Caesars received $77m in tax benefits, which left a net loss from continuing operations of $318m, wider than $276m in 2020. When also included $34m in additional losses from its discontinued operations, this resulted in an overall net loss of $352, compared to $276m last year.

Turning to the second quarter – the period in 2020 where Caesars was most impacted by Covid-19 closures – revenue was 1,870.1% higher at $2.50bn.

Casino and pari-mutuel commissions revenue was 1,455.5% higher at $1.57bn, while food and beverage revenue increased 3,914.3% to $281m, hotel revenue 4,300.0% to $396m and other revenue 2,440.0% to $254m.

Regional revenue amounted to $1.49bn, with Las Vegas revenue at $855m, Caesars Digital revenue $86m, managed an international revenue $66m and corporate and other revenue $5m.

Operating costs hiked 828.2% to $1.91bn but the revenue hike meant adjusted EBITDA was up from a loss of $5m last year to a positive figure of $1.00bn.

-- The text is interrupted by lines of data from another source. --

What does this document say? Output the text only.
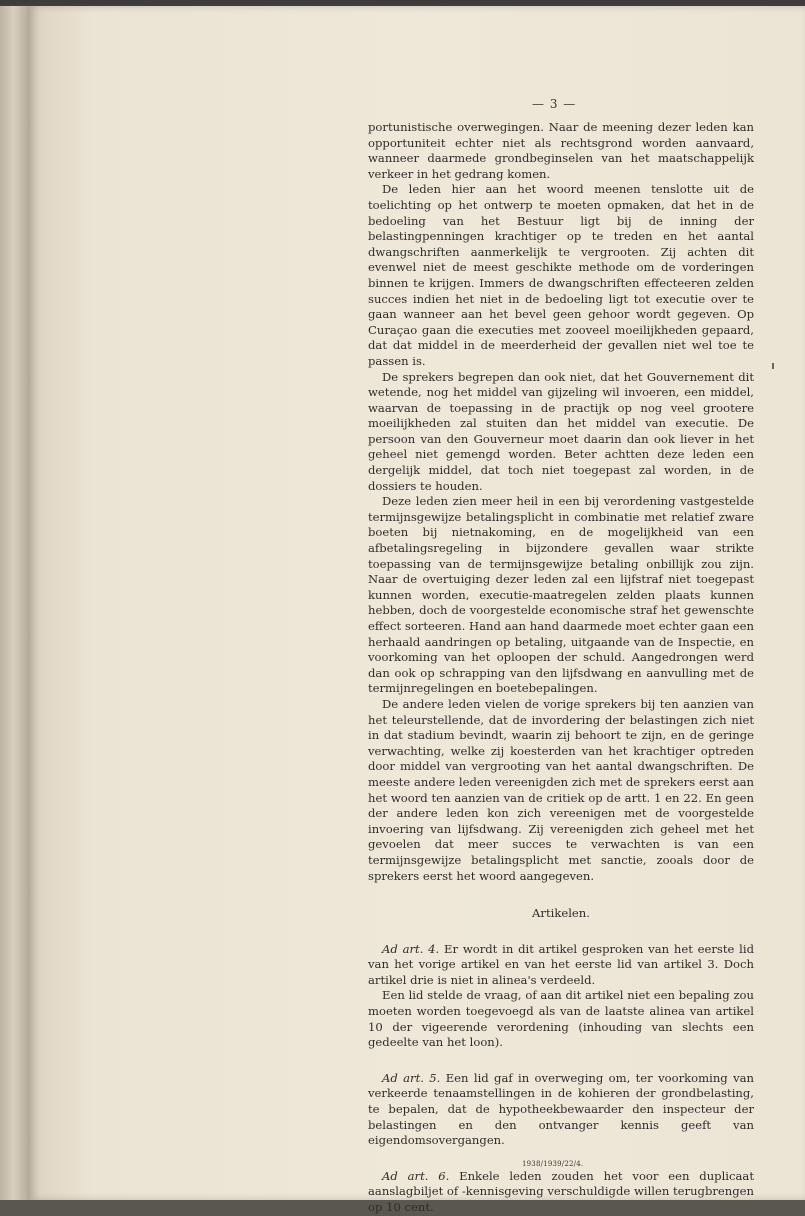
— 3 —

portunistische overwegingen. Naar de meening dezer leden kan opportuniteit echter niet als rechtsgrond worden aanvaard, wanneer daarmede grondbeginselen van het maatschappelijk verkeer in het gedrang komen.

De leden hier aan het woord meenen tenslotte uit de toelichting op het ontwerp te moeten opmaken, dat het in de bedoeling van het Bestuur ligt bij de inning der belastingpenningen krachtiger op te treden en het aantal dwangschriften aanmerkelijk te vergrooten. Zij achten dit evenwel niet de meest geschikte methode om de vorderingen binnen te krijgen. Immers de dwangschriften effecteeren zelden succes indien het niet in de bedoeling ligt tot executie over te gaan wanneer aan het bevel geen gehoor wordt gegeven. Op Curaçao gaan die executies met zooveel moeilijkheden gepaard, dat dat middel in de meerderheid der gevallen niet wel toe te passen is.

De sprekers begrepen dan ook niet, dat het Gouvernement dit wetende, nog het middel van gijzeling wil invoeren, een middel, waarvan de toepassing in de practijk op nog veel grootere moeilijkheden zal stuiten dan het middel van executie. De persoon van den Gouverneur moet daarin dan ook liever in het geheel niet gemengd worden. Beter achtten deze leden een dergelijk middel, dat toch niet toegepast zal worden, in de dossiers te houden.

Deze leden zien meer heil in een bij verordening vastgestelde termijnsgewijze betalingsplicht in combinatie met relatief zware boeten bij nietnakoming, en de mogelijkheid van een afbetalingsregeling in bijzondere gevallen waar strikte toepassing van de termijnsgewijze betaling onbillijk zou zijn. Naar de overtuiging dezer leden zal een lijfstraf niet toegepast kunnen worden, executie-maatregelen zelden plaats kunnen hebben, doch de voorgestelde economische straf het gewenschte effect sorteeren. Hand aan hand daarmede moet echter gaan een herhaald aandringen op betaling, uitgaande van de Inspectie, en voorkoming van het oploopen der schuld. Aangedrongen werd dan ook op schrapping van den lijfsdwang en aanvulling met de termijnregelingen en boetebepalingen.

De andere leden vielen de vorige sprekers bij ten aanzien van het teleurstellende, dat de invordering der belastingen zich niet in dat stadium bevindt, waarin zij behoort te zijn, en de geringe verwachting, welke zij koesterden van het krachtiger optreden door middel van vergrooting van het aantal dwangschriften. De meeste andere leden vereenigden zich met de sprekers eerst aan het woord ten aanzien van de critiek op de artt. 1 en 22. En geen der andere leden kon zich vereenigen met de voorgestelde invoering van lijfsdwang. Zij vereenigden zich geheel met het gevoelen dat meer succes te verwachten is van een termijnsgewijze betalingsplicht met sanctie, zooals door de sprekers eerst het woord aangegeven.

Artikelen.

Ad art. 4. Er wordt in dit artikel gesproken van het eerste lid van het vorige artikel en van het eerste lid van artikel 3. Doch artikel drie is niet in alinea's verdeeld.

Een lid stelde de vraag, of aan dit artikel niet een bepaling zou moeten worden toegevoegd als van de laatste alinea van artikel 10 der vigeerende verordening (inhouding van slechts een gedeelte van het loon).

Ad art. 5. Een lid gaf in overweging om, ter voorkoming van verkeerde tenaamstellingen in de kohieren der grondbelasting, te bepalen, dat de hypotheekbewaarder den inspecteur der belastingen en den ontvanger kennis geeft van eigendomsovergangen.

Ad art. 6. Enkele leden zouden het voor een duplicaat aanslagbiljet of -kennisgeving verschuldigde willen terugbrengen op 10 cent.

1938/1939/22/4.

Other expenses amounted to $489m, leaving a profit before tax of $101m, compared to a loss of $134m in 2020. After a $1m tax benefit, profit from continuing operations reached $102m.

After accounting for a $30m loss from discontinued operations and a $1m loss from non-controlling interests, Caesars ended the quarter with a $71m net profit, compared to a $100m loss last year.

“Our second quarter operating results improved significantly versus the first quarter of 2021 driven by continued strength in our regional markets and a dramatic improvement in results in our Las Vegas segment,” Caesar’s chief executive Tom Reeg said.

Q2 also saw Caesars complete its acquisition of British gambling operator William Hill. Under the acquisition deal announced in September last year, Caesars agreed to pay £2.9bn ($4.04bn) to take ownership of the business, purchasing William Hill’s 1.08bn shares for £2.72 apiece.

At the time, Caesars stated that the target of the acquisition was William Hill’s US betting business and technology, with the remainder of the operator’s assets, including its UK arm, now set to be sold.

Following this purchase, Caesars this week launched its new Caesars Sportsbook app.

The app, which uses the Liberty platform acquired in the William Hill deal, is already live in eight states: Colorado, Indiana, Iowa, Michigan, New Jersey, Tennessee, Virginia, and West Virginia. Caesars said it also plans to launch the app in Arizona, Maryland, and Louisiana when these markets go live.

“With the William Hill acquisition now closed, we have officially rebranded our sports betting operations to Caesars and we launched our new comprehensive marketing campaign on August 2,” Reeg said.